Necromancer Eric Carter returns to L.A. to avenge his sister’s vicious murder but runs afoul of powerful gangsters—alive and dead—who plan to finish him off for good.
Carter is a talented mage like his deceased (i.e., murdered) parents, but Carter’s specialty is dead things. Conjuring them. Controlling them. Chatting with them. It involves a lot of blood, usually his own. Another not-perk is that Carter sees ghosts everywhere—Haunts, Echoes, you name it—and they see him. Carter uses his unenviable talents to eliminate magic power-abusing bad guys. After a friendly warning from some Haitian death loas to be careful whom he trusts, followed by a call from his old friend Alex, Carter knows something nefarious is up. He’s right: His sister Lucy is dead.
Carter’s quest for revenge is complicated by personal issues (his ex-girlfriend is now Alex’s fiancé); business issues (both the ghost of the mobster who murdered his parents and the baddie’s living successor are out to kill him); and weird supernatural issues (La Muerte, the death goddess, wants to own Carter and make him her enforcer). Plus, the food at his old favorite hangout has gone to hell.

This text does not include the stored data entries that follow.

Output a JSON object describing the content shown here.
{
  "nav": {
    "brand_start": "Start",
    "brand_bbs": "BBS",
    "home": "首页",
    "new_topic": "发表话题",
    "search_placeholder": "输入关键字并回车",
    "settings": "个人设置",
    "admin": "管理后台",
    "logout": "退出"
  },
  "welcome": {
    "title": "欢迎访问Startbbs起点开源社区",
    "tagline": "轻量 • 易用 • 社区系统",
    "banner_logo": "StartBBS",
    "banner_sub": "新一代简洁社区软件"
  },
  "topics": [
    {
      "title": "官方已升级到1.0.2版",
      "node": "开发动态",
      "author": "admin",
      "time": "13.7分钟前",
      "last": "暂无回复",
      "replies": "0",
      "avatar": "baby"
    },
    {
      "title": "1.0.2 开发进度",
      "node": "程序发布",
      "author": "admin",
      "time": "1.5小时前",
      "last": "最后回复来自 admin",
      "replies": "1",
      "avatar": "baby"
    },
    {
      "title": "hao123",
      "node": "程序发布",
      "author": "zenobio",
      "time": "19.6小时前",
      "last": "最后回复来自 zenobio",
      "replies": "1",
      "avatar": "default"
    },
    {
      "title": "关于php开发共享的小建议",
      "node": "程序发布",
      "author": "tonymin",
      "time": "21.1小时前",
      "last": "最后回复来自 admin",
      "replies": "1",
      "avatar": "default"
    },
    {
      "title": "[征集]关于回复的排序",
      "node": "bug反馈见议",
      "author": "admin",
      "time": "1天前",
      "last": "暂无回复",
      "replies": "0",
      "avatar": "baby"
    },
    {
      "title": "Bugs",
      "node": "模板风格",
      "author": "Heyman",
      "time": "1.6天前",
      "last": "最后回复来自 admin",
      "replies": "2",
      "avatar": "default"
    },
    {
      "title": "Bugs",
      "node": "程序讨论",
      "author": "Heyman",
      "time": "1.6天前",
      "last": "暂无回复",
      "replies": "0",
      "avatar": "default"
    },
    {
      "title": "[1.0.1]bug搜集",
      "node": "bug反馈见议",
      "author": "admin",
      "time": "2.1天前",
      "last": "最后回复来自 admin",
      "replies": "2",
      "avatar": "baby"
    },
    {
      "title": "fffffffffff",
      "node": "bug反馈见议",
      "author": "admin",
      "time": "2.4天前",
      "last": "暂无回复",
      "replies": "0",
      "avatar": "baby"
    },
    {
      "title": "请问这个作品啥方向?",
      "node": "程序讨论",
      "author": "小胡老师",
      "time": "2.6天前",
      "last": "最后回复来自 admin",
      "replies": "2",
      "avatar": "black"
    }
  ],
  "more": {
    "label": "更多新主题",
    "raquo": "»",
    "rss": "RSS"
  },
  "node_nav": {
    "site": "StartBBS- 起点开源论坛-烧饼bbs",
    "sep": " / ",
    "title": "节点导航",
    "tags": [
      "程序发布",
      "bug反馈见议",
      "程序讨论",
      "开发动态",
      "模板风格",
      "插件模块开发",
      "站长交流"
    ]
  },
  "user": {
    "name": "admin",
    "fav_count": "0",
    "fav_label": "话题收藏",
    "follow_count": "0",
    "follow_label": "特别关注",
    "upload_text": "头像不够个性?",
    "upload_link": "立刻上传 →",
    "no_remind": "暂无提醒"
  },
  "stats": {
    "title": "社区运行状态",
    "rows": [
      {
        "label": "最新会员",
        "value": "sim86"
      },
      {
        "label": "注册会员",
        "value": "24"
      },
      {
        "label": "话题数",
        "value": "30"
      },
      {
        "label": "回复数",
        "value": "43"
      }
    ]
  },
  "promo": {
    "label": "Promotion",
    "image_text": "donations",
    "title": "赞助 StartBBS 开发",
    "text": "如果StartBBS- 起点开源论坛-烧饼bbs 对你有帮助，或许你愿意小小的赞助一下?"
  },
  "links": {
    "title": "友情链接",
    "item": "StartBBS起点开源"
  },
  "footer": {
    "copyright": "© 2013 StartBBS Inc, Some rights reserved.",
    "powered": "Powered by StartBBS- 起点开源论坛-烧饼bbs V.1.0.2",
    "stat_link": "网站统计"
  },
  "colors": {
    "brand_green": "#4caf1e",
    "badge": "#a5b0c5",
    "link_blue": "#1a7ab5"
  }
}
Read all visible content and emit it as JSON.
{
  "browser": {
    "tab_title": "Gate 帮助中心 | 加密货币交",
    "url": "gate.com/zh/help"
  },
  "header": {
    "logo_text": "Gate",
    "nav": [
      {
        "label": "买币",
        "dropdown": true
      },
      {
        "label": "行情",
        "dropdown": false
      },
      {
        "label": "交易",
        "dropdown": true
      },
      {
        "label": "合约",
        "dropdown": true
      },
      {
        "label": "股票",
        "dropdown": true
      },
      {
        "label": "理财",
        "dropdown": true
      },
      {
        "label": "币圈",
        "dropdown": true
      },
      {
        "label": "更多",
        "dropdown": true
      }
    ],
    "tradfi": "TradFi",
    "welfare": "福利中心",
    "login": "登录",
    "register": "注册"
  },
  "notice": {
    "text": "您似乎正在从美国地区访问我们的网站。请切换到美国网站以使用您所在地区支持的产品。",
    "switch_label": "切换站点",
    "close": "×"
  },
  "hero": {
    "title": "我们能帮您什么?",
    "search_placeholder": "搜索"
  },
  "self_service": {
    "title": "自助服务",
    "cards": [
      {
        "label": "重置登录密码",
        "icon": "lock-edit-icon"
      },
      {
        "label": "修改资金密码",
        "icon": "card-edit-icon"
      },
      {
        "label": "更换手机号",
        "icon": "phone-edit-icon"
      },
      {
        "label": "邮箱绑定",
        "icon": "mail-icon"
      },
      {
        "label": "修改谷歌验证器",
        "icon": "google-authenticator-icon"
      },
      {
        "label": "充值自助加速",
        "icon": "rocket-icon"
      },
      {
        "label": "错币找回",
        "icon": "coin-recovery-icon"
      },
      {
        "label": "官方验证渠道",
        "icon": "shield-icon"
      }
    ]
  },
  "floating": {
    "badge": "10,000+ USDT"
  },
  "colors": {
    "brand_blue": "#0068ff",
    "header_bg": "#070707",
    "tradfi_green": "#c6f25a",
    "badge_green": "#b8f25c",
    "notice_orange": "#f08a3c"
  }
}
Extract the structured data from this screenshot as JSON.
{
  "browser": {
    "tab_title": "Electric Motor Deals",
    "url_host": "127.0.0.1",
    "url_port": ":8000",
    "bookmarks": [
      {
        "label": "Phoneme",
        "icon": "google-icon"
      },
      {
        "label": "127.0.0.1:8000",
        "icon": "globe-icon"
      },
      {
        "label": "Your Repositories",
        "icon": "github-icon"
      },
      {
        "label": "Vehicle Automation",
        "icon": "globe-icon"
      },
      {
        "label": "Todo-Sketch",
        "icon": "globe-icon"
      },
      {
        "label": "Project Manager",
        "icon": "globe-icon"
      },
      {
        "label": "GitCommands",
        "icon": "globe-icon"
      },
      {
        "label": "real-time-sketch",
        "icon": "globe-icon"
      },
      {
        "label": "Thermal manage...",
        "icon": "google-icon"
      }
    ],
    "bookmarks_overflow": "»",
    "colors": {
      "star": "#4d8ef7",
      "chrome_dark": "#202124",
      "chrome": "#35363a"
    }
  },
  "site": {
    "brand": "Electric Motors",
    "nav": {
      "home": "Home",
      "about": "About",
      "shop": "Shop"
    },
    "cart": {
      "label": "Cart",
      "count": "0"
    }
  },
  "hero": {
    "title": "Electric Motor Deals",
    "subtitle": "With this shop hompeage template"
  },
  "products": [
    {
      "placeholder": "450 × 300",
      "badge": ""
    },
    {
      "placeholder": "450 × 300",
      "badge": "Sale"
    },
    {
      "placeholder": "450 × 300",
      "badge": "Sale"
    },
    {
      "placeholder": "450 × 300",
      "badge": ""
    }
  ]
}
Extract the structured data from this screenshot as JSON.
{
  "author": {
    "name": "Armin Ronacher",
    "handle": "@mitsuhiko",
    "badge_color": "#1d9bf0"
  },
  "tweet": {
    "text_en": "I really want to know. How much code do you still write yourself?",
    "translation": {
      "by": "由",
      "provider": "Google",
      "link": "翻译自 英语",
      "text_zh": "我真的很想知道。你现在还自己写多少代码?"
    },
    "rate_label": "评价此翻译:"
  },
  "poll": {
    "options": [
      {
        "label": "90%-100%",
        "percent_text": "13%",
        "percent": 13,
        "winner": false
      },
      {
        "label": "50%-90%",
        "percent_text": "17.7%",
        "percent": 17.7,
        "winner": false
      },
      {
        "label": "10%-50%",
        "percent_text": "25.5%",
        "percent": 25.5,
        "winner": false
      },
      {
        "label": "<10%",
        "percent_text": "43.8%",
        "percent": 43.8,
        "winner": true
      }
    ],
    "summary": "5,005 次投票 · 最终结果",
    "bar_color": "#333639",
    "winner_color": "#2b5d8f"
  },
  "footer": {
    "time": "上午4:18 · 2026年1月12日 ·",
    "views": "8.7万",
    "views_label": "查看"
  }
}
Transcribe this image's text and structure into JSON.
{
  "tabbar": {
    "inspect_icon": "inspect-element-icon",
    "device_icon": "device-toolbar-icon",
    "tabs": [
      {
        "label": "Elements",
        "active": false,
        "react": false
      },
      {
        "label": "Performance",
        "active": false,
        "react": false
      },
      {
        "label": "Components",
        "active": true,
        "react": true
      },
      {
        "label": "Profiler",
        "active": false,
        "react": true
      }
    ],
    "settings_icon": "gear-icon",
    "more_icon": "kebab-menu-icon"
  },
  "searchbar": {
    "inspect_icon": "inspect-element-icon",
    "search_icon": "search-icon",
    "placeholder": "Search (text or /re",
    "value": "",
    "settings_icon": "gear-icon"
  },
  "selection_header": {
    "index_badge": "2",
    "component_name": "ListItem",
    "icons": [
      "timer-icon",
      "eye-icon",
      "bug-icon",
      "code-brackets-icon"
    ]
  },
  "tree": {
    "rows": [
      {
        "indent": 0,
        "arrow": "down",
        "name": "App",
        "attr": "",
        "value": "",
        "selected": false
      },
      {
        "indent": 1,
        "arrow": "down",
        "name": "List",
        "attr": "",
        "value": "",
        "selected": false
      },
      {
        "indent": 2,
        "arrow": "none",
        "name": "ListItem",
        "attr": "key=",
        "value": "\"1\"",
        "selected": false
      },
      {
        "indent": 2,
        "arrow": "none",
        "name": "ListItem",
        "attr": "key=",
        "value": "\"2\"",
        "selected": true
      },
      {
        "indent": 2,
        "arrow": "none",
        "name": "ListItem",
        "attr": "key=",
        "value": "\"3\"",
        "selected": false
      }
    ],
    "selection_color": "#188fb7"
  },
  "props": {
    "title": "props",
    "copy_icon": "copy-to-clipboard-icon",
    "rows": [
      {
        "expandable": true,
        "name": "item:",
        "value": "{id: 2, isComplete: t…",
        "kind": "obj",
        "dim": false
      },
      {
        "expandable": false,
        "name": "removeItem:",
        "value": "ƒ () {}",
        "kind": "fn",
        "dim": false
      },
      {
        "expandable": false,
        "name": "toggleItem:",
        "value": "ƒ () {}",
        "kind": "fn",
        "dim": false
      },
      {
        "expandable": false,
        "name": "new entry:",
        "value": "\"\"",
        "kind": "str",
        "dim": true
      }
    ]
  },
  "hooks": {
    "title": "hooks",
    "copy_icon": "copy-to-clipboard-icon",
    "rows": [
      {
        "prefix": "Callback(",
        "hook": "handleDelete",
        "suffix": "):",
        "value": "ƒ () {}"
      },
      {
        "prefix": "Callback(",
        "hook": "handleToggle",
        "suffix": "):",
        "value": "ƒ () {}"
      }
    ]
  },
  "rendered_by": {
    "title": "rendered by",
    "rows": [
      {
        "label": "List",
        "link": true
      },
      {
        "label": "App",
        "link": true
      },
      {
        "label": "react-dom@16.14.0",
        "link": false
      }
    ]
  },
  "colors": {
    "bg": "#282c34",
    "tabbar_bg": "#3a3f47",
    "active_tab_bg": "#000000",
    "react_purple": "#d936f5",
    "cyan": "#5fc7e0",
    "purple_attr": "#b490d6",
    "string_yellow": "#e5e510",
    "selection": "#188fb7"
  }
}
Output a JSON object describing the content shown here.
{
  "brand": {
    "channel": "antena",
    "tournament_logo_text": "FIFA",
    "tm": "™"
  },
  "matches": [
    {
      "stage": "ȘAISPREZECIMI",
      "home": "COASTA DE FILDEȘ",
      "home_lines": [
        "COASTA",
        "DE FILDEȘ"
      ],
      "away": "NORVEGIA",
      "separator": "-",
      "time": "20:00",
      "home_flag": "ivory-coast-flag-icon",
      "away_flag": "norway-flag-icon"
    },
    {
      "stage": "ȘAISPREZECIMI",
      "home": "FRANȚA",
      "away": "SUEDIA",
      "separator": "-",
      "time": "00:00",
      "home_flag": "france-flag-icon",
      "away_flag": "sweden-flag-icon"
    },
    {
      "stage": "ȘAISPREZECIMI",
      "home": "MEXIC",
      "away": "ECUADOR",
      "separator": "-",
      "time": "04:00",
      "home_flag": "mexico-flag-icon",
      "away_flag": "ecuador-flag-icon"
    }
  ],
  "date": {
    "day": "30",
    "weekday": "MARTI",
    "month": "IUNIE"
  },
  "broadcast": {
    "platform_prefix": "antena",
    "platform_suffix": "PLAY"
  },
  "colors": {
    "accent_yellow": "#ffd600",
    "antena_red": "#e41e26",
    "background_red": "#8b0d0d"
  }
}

Things are stacked against him, and Carter needs to find out who is setting him up before he becomes one of the dead himself.
This dark urban fantasy has a lot going for it. Blackmoore’s love for L.A. in all its splendor and squalor shines in his detailed snapshots of the City of Angels. Carter is a tough, bad-boy antihero with plenty of emotional baggage and a burning sense of justice. His voice is dryly humorous, self-deprecating, and…reveals a sensitive side buried somewhere in all that cynicism. Seedy motels, cheap bottles of booze, and thick-headed thugs give the whole novel a noir feel. It works. The action sequences are intense, including everything from magical combat to fisticuffs with the aforementioned thugs. A battle with a fire elemental at the Port of Los Angeles is a standout.
My biggest criticism is that there is arguably too much focus on action vs. story—I love the premise and the characters and wanted more of them, while I lost count of how many times poor Carter was knocked unconscious, threatened with a taser, or had his nose rebroken. That said, Dead Things is a fun, fresh take on a…different…branch of magic coupled with an agreeably world-weary hero. Fans of the Dresden Files, you’ll want to check this one out.